Question

Active mass of 0.64 g $S{{O}_{2}}$ in 10 lit vessel is
A. ${{10}^{-2}}M$
B. ${{10}^{-3}}M$
C. ${{10}^{-1}}M$
D. 0.64 g

Answer 1

Hint:. To solve this question, we must know the meaning of the active mass of a compound. Active mass of a compound is nothing but the molarity of the given solution. So basically we need to find the molarity of the solution.

Complete step by step answer:
-Molarity is defined as the ratio of the moles of the solute to the volume of the solution and can be expressed mathematically as
$molarity = \dfrac{moles\text{ }of\text{ }solute}{volume\text{ of solution}} = \dfrac{mol}{L}$

-Now to find the molarity, we first need to find the moles of the solute. Only then we can find the molarity of the solution. Mole is the unit for measuring the amount of a substance. It is given by the formula
Moles of solute = $\dfrac{wt.\text{ in grams}}{molecular\text{ wt}\text{.}}$

-As the numerator and the denominator both have the same unit, the quantity ‘mole’ is unitless. For the given question, we can see that we are given the weight of $S{{O}_{2}}$ to be 0.64 grams.

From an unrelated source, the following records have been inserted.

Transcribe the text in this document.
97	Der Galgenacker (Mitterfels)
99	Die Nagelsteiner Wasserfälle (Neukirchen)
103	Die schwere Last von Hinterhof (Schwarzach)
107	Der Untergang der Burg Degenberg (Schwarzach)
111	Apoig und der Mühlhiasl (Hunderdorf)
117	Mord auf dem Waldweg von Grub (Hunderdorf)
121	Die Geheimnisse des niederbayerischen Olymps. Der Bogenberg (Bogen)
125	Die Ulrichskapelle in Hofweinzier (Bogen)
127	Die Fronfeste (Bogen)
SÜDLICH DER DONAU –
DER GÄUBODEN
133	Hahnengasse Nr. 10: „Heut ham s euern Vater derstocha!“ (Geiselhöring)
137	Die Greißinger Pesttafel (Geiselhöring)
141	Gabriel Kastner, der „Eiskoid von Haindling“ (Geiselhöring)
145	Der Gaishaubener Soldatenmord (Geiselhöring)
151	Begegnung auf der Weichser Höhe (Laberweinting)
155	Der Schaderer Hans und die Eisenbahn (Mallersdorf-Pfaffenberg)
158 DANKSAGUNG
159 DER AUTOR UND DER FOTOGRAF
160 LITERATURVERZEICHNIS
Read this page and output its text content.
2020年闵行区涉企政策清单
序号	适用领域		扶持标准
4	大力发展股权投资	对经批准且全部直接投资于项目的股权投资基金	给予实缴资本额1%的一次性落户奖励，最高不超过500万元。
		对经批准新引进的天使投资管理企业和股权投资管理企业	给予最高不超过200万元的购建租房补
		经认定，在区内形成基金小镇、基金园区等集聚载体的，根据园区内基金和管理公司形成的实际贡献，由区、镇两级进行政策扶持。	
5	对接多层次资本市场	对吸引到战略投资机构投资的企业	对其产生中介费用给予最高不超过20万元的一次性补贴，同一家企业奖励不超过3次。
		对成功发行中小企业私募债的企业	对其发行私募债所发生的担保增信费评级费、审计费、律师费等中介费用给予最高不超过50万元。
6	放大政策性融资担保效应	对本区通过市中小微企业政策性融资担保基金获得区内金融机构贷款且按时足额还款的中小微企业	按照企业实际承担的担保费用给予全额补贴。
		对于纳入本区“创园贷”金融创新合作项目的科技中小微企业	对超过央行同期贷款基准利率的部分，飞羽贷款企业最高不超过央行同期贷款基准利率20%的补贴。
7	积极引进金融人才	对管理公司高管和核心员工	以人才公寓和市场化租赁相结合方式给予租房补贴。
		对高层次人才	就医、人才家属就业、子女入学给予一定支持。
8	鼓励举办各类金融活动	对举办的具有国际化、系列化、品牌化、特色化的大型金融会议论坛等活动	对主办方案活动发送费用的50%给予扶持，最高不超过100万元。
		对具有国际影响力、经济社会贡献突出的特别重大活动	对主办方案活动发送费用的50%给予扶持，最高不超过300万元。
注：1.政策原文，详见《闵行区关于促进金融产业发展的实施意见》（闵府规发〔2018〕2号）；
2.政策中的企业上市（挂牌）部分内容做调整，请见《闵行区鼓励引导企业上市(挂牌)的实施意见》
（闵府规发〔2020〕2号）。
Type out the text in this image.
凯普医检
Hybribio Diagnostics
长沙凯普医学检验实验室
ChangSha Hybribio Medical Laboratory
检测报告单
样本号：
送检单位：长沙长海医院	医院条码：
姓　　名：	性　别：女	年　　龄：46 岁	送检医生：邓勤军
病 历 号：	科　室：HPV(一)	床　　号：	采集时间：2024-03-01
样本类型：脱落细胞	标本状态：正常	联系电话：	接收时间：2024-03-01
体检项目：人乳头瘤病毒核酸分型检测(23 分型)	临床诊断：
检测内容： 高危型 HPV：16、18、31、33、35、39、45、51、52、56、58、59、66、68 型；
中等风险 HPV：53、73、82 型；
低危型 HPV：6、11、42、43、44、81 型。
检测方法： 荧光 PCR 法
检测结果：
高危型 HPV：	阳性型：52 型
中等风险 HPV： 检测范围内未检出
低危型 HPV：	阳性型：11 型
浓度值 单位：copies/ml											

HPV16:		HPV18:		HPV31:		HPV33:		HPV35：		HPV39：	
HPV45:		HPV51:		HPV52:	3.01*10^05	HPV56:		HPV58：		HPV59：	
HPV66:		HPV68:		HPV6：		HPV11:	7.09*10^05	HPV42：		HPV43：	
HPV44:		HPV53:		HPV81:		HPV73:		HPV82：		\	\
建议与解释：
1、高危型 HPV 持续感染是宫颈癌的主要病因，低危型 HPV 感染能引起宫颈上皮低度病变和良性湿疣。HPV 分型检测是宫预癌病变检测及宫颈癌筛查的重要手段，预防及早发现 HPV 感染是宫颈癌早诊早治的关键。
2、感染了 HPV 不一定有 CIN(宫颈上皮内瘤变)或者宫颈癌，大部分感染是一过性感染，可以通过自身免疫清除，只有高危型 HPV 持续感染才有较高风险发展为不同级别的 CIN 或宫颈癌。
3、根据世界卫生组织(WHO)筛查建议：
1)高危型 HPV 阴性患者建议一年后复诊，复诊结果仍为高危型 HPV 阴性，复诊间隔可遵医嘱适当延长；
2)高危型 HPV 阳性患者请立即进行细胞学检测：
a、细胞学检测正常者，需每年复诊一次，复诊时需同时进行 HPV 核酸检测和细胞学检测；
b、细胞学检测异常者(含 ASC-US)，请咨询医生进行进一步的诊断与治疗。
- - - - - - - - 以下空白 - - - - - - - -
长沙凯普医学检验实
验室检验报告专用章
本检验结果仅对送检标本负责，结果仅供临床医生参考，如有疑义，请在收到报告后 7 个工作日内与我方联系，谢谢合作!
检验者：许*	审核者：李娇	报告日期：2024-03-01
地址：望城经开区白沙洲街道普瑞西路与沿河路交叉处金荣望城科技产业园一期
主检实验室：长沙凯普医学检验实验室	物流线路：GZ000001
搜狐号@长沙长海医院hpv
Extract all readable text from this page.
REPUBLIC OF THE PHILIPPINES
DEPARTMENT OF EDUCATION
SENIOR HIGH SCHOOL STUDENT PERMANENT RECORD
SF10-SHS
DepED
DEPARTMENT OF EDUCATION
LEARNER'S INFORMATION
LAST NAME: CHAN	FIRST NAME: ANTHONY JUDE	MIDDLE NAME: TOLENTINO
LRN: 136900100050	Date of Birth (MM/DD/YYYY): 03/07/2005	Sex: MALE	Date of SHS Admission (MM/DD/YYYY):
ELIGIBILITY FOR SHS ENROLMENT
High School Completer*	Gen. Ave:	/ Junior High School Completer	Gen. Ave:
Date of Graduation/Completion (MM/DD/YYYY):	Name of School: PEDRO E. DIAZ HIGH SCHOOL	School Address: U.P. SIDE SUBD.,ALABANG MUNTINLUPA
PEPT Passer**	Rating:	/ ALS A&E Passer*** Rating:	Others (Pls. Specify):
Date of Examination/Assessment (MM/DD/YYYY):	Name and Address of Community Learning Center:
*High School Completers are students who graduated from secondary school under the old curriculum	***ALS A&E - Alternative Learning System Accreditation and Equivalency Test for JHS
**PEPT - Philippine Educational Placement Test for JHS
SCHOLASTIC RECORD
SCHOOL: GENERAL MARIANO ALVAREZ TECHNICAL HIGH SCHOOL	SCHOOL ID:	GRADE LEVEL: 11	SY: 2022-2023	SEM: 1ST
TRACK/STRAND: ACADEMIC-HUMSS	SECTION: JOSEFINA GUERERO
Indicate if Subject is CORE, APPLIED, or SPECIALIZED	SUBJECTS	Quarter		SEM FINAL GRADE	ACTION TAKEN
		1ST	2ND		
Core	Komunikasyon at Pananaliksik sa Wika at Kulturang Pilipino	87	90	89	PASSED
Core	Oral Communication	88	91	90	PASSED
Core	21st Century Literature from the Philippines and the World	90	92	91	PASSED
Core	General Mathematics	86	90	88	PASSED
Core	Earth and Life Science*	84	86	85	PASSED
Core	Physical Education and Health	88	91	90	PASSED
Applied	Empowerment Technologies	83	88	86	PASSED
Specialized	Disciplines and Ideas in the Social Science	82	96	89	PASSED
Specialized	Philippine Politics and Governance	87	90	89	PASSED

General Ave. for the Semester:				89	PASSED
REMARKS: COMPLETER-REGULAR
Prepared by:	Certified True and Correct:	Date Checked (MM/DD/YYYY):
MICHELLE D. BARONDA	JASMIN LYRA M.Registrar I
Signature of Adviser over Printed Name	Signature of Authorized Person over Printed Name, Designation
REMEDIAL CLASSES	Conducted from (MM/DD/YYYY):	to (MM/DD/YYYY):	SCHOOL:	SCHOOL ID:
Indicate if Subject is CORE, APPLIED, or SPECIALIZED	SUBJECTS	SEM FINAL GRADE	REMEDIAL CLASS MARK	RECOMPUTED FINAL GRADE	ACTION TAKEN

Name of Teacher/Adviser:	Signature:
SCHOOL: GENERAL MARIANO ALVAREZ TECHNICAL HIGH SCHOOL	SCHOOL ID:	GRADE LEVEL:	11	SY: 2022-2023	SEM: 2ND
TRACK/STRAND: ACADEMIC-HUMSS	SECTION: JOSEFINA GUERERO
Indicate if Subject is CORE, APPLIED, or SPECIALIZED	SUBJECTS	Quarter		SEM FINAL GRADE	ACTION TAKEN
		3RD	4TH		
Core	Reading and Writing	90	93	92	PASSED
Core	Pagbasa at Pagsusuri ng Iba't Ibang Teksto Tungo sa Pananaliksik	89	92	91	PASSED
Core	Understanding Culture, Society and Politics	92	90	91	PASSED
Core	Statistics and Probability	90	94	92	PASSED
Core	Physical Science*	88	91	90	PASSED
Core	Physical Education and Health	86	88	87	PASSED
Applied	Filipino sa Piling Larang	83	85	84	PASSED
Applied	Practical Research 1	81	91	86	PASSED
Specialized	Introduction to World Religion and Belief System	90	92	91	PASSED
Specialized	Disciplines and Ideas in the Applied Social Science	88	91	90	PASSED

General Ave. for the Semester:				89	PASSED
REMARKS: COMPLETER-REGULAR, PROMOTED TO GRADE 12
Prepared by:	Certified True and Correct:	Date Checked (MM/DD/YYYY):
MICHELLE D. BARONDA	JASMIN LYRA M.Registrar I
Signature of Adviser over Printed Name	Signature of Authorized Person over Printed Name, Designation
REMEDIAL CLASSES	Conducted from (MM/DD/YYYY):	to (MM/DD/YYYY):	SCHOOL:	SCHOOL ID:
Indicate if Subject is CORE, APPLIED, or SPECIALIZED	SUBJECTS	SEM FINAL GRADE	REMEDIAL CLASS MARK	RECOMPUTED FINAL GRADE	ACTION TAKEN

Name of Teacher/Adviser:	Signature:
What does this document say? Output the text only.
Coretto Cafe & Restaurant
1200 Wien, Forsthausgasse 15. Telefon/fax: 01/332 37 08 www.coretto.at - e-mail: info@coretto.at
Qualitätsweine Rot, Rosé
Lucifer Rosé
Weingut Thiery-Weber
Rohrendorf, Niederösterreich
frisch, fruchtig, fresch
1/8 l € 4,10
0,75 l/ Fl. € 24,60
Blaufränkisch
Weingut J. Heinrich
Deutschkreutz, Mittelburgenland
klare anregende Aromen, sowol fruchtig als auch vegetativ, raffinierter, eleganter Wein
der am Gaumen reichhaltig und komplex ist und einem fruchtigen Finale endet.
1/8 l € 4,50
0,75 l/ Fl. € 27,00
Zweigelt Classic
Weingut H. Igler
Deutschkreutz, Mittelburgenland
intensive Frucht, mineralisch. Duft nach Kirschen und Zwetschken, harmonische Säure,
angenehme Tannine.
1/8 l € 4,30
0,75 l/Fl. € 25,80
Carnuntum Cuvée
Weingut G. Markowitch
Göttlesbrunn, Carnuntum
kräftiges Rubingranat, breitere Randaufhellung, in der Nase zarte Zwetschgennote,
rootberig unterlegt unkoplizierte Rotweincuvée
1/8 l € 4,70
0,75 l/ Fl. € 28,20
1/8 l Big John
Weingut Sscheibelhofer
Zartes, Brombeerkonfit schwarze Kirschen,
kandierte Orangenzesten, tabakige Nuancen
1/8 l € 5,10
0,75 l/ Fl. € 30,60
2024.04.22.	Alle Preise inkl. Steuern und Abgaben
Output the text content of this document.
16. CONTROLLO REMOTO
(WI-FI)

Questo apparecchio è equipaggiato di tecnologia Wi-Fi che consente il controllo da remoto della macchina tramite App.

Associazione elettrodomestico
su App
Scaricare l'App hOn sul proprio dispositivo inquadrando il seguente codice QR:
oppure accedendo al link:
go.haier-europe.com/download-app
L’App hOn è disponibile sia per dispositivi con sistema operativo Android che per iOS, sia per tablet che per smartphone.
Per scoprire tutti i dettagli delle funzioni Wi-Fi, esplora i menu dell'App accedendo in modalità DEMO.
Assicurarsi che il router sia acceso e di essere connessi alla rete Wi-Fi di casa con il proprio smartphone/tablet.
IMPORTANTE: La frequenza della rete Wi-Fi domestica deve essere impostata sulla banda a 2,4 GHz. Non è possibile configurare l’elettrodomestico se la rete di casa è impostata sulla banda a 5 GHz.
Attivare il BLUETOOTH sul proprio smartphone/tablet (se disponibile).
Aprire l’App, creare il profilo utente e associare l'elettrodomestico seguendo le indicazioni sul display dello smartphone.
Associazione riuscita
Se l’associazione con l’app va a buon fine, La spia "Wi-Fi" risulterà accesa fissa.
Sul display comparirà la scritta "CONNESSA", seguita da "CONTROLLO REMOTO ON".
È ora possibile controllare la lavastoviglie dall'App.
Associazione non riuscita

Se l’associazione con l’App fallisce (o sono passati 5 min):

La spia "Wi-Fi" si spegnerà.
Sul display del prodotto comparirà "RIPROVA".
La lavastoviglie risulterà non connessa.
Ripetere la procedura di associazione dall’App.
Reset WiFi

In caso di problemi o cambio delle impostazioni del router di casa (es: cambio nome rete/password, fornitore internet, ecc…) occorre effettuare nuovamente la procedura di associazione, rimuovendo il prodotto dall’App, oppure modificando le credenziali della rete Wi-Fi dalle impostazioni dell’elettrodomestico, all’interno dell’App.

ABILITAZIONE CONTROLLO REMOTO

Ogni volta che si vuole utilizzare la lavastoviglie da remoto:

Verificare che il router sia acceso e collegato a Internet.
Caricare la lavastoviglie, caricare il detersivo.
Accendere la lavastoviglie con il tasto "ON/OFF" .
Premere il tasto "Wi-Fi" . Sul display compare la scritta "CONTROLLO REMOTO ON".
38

The molecular weight of $S{{O}_{2}}$ will be the sum of the molecular weights of S and both the oxygen atoms which can be shown as
Molecular weight of $S{{O}_{2}}$ = 32 + 16 + 16 = 64 grams.
So, the moles will be given as
Moles of solute = $\dfrac{wt.\text{ in grams}}{molecular\text{ wt}\text{.}}=\dfrac{0.64}{64}={{10}^{-2}}$

-So, $molarity = \dfrac{moles\text{ }of\text{ }solute}{volume\text{ of solution}} = \dfrac{{{10}^{-2}}}{10}={{10}^{-3}}$
So, the correct answer is “Option B”.

Note: Always take into account the unit of all the quantities present in the question. Remember that 1M= mol/L. No other unit defines 1M. Also, keep into account the relationship between the units of mass and the units of volume. 1L = 1000ml and 1ml = 1cc. Also, volume has to be taken of the solution and the moles are taken of the solute.